Essere realizzati, insomma, “non rende immuni”. Il problema “è come ci si rappresenta il successo”. Per quanto riguarda le crisi di panico, “se la sensazione è quella di stare al settimo piano senza balaustra si vive con un senso di potenziale rischio incombente, per il quale si è impotenti rispetto alle conseguenze”, descrive lo psichiatra. Per quanto riguarda invece “la depressione, le forme sono diverse. C’è la depressione endogena che può colpire qualsiasi persona in maniera indiscriminata. Ci sono poi forme che hanno un’origine psicologica oppure una grande componente psicologica. Ogni depressione ha la sua storia , insomma”.  
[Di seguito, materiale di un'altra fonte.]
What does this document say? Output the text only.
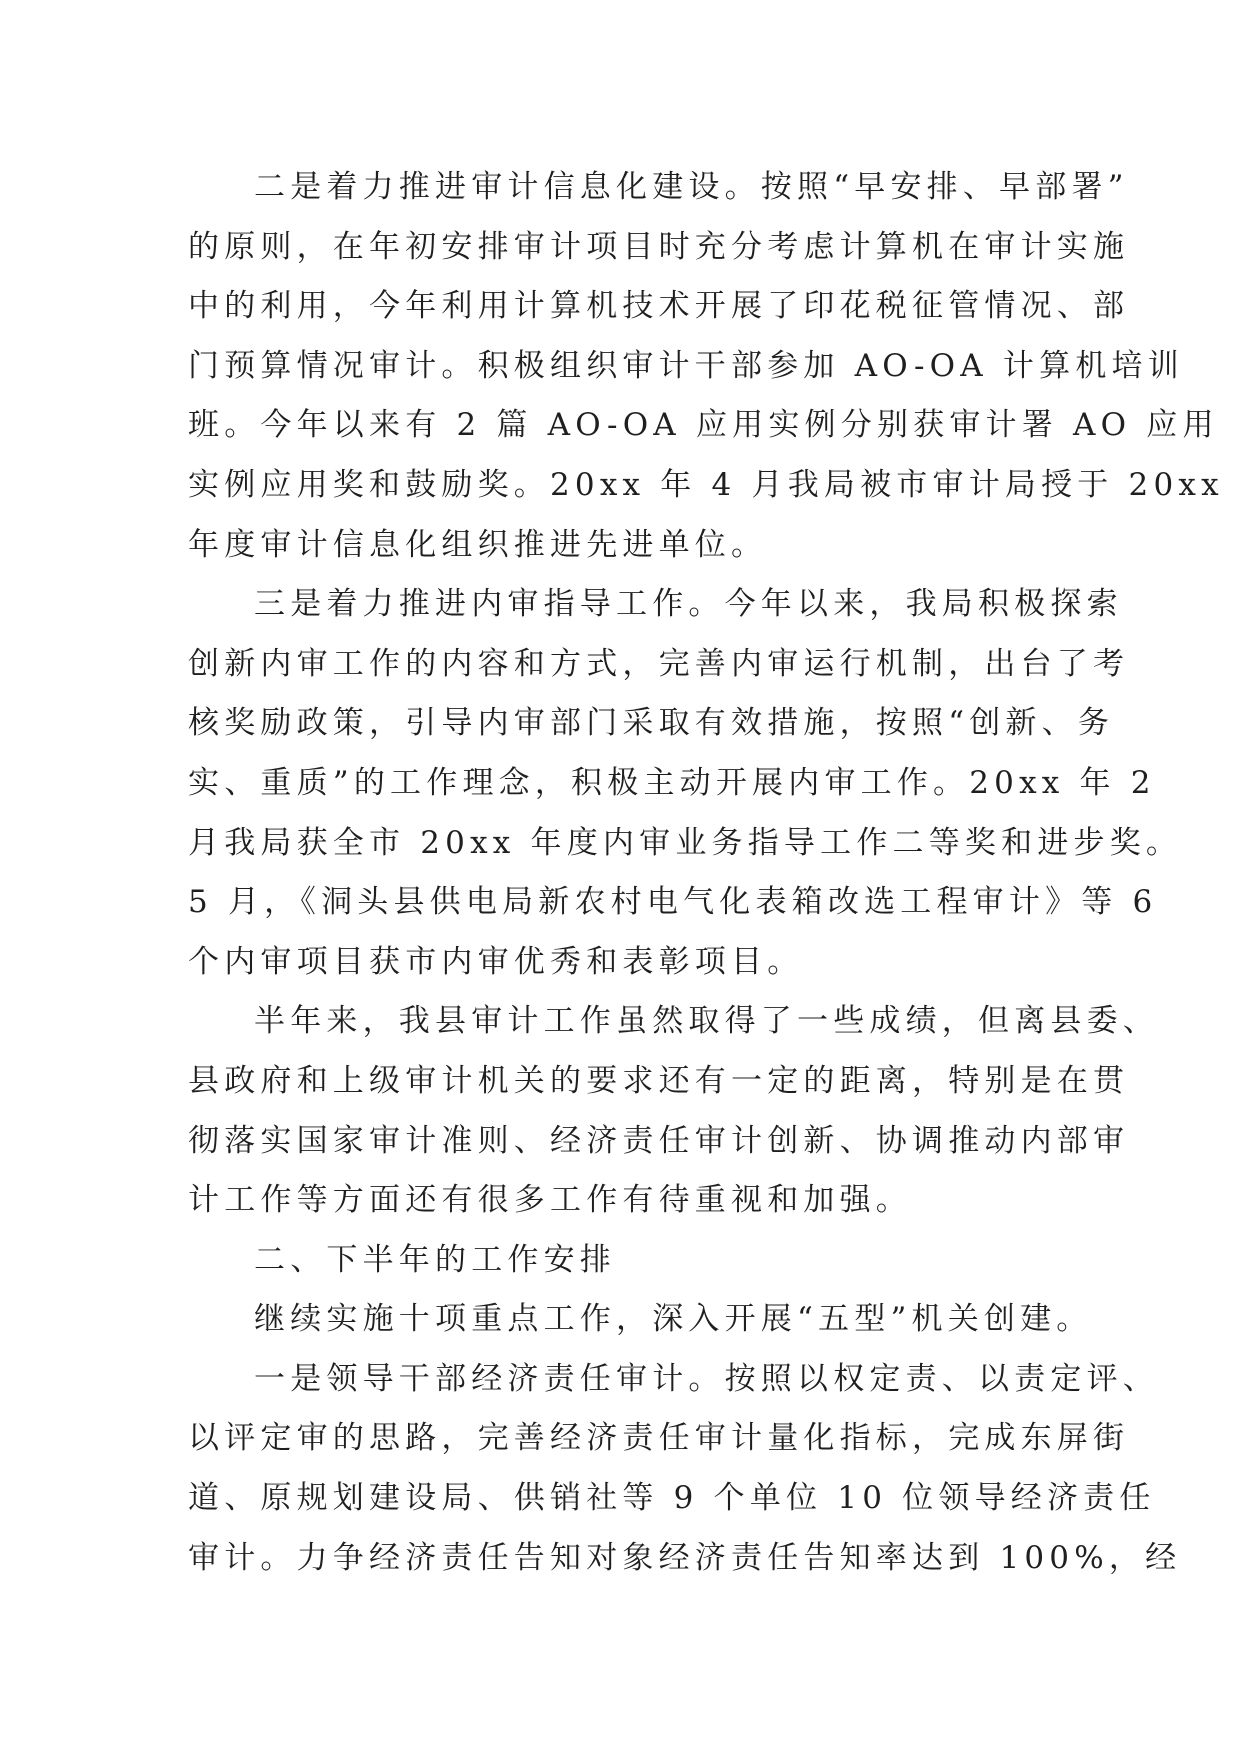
二是着力推进审计信息化建设。按照“早安排、早部署”
的原则，在年初安排审计项目时充分考虑计算机在审计实施
中的利用，今年利用计算机技术开展了印花税征管情况、部
门预算情况审计。积极组织审计干部参加 AO-OA 计算机培训
班。今年以来有 2 篇 AO-OA 应用实例分别获审计署 AO 应用
实例应用奖和鼓励奖。20xx 年 4 月我局被市审计局授于 20xx
年度审计信息化组织推进先进单位。

三是着力推进内审指导工作。今年以来，我局积极探索
创新内审工作的内容和方式，完善内审运行机制，出台了考
核奖励政策，引导内审部门采取有效措施，按照“创新、务
实、重质”的工作理念，积极主动开展内审工作。20xx 年 2
月我局获全市 20xx 年度内审业务指导工作二等奖和进步奖。
5 月，《洞头县供电局新农村电气化表箱改选工程审计》等 6
个内审项目获市内审优秀和表彰项目。

半年来，我县审计工作虽然取得了一些成绩，但离县委、
县政府和上级审计机关的要求还有一定的距离，特别是在贯
彻落实国家审计准则、经济责任审计创新、协调推动内部审
计工作等方面还有很多工作有待重视和加强。

二、下半年的工作安排

继续实施十项重点工作，深入开展“五型”机关创建。

一是领导干部经济责任审计。按照以权定责、以责定评、
以评定审的思路，完善经济责任审计量化指标，完成东屏街
道、原规划建设局、供销社等 9 个单位 10 位领导经济责任
审计。力争经济责任告知对象经济责任告知率达到 100%，经
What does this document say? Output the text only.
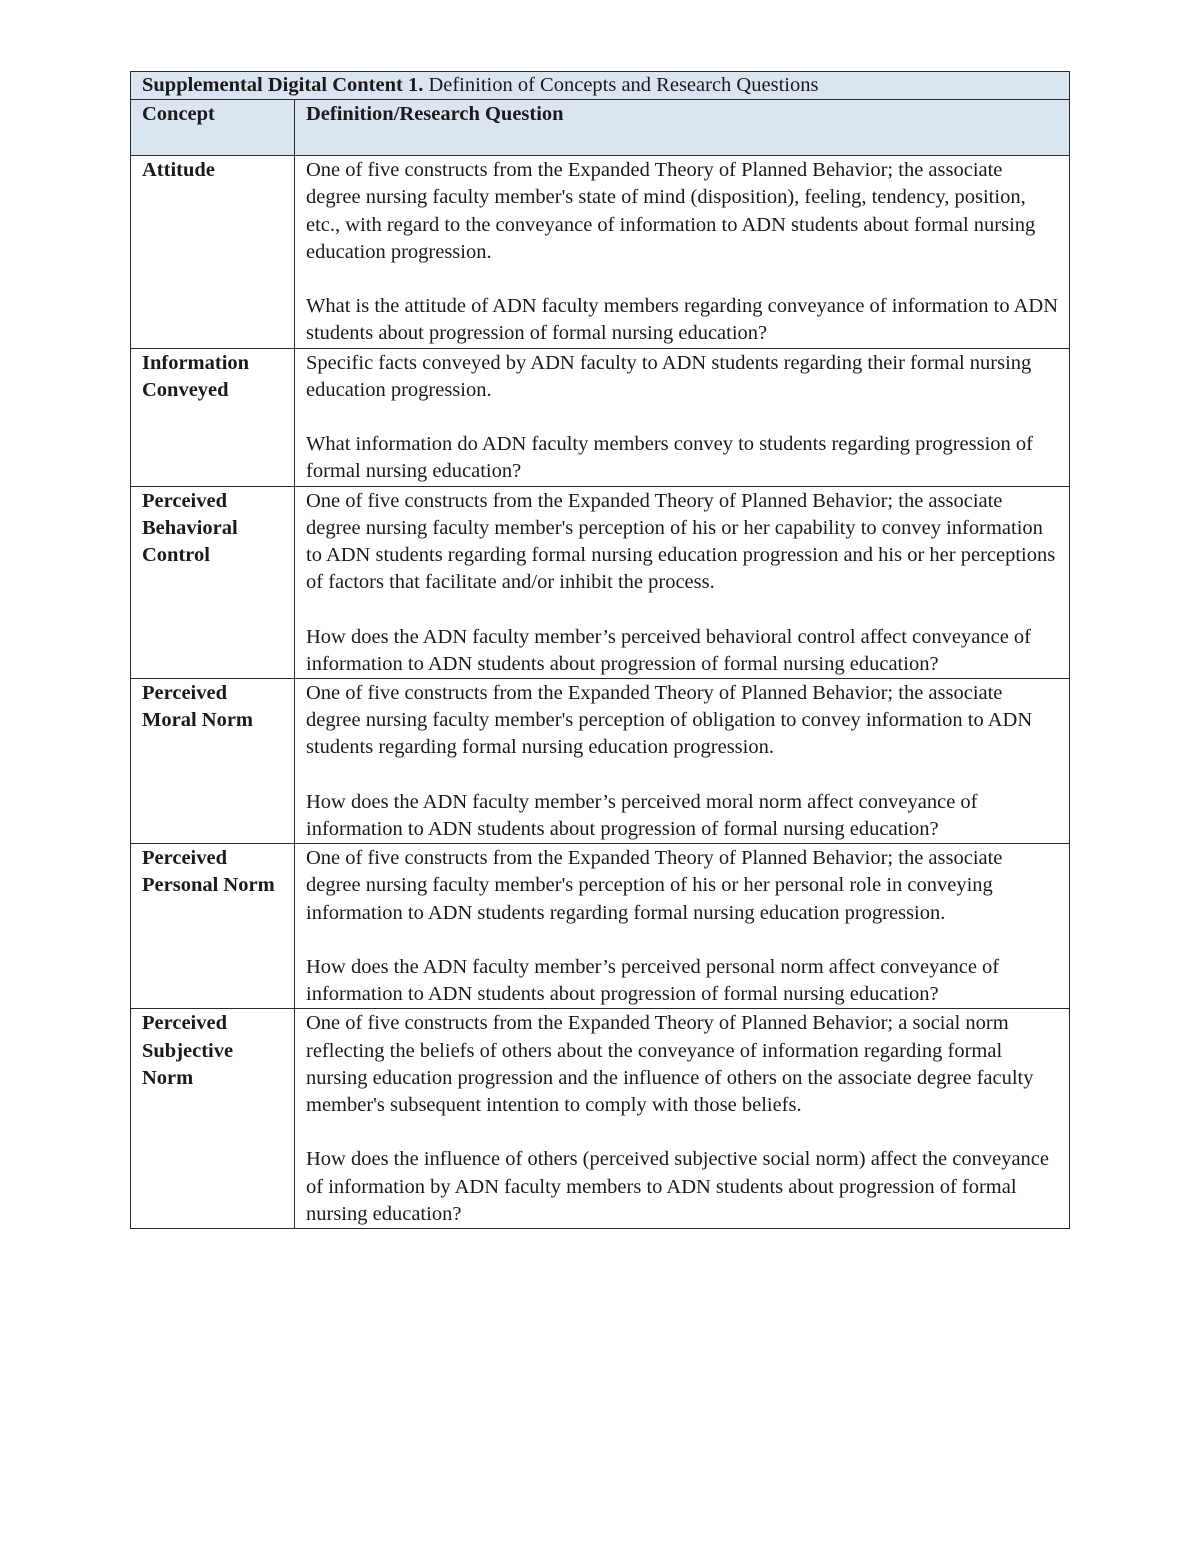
Supplemental Digital Content 1. Definition of Concepts and Research Questions	
Concept	Definition/Research Question
Attitude	One of five constructs from the Expanded Theory of Planned Behavior; the associate degree nursing faculty member's state of mind (disposition), feeling, tendency, position, etc., with regard to the conveyance of information to ADN students about formal nursing education progression.

What is the attitude of ADN faculty members regarding conveyance of information to ADN students about progression of formal nursing education?

Information Conveyed	Specific facts conveyed by ADN faculty to ADN students regarding their formal nursing education progression.

What information do ADN faculty members convey to students regarding progression of formal nursing education?

Perceived Behavioral Control	One of five constructs from the Expanded Theory of Planned Behavior; the associate degree nursing faculty member's perception of his or her capability to convey information to ADN students regarding formal nursing education progression and his or her perceptions of factors that facilitate and/or inhibit the process.

How does the ADN faculty member’s perceived behavioral control affect conveyance of information to ADN students about progression of formal nursing education?

Perceived Moral Norm	One of five constructs from the Expanded Theory of Planned Behavior; the associate degree nursing faculty member's perception of obligation to convey information to ADN students regarding formal nursing education progression.

How does the ADN faculty member’s perceived moral norm affect conveyance of information to ADN students about progression of formal nursing education?

Perceived Personal Norm	One of five constructs from the Expanded Theory of Planned Behavior; the associate degree nursing faculty member's perception of his or her personal role in conveying information to ADN students regarding formal nursing education progression.

How does the ADN faculty member’s perceived personal norm affect conveyance of information to ADN students about progression of formal nursing education?

Perceived Subjective Norm	One of five constructs from the Expanded Theory of Planned Behavior; a social norm reflecting the beliefs of others about the conveyance of information regarding formal nursing education progression and the influence of others on the associate degree faculty member's subsequent intention to comply with those beliefs.

How does the influence of others (perceived subjective social norm) affect the conveyance of information by ADN faculty members to ADN students about progression of formal nursing education?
E c’è, ribadisce lo specialista, “anche la depressione da successo. Faccio un esempio: se suono il violino e ho come obiettivo massimo andare a suonare nel posto più prestigioso del mondo e ci riesco, la mia situazione psicologica può cambiare. Perché la motivazione, una volta percorsa la strada per raggiungere l’obiettivo, può svanire senza che io percepisca un vantaggio profondo. E, nel momento in cui ho dimostrato di essere il più bravo, non mi sento comunque ‘amabile’, meritevole dell’affetto delle altre persone”. Come salvarsi da questo? “Serve un lavoro personale su se stessi, attraverso la psicoterapia. E’ un interveto utile per le persone che vogliono sentirsi più libere. Perché la nevrosi, il disagio mentale sono una limitazione della libertà. La psicoterapia non si fa perché si è matti. Questo è lo stigma. Si fa per essere più liberi”, conclude Monticelli.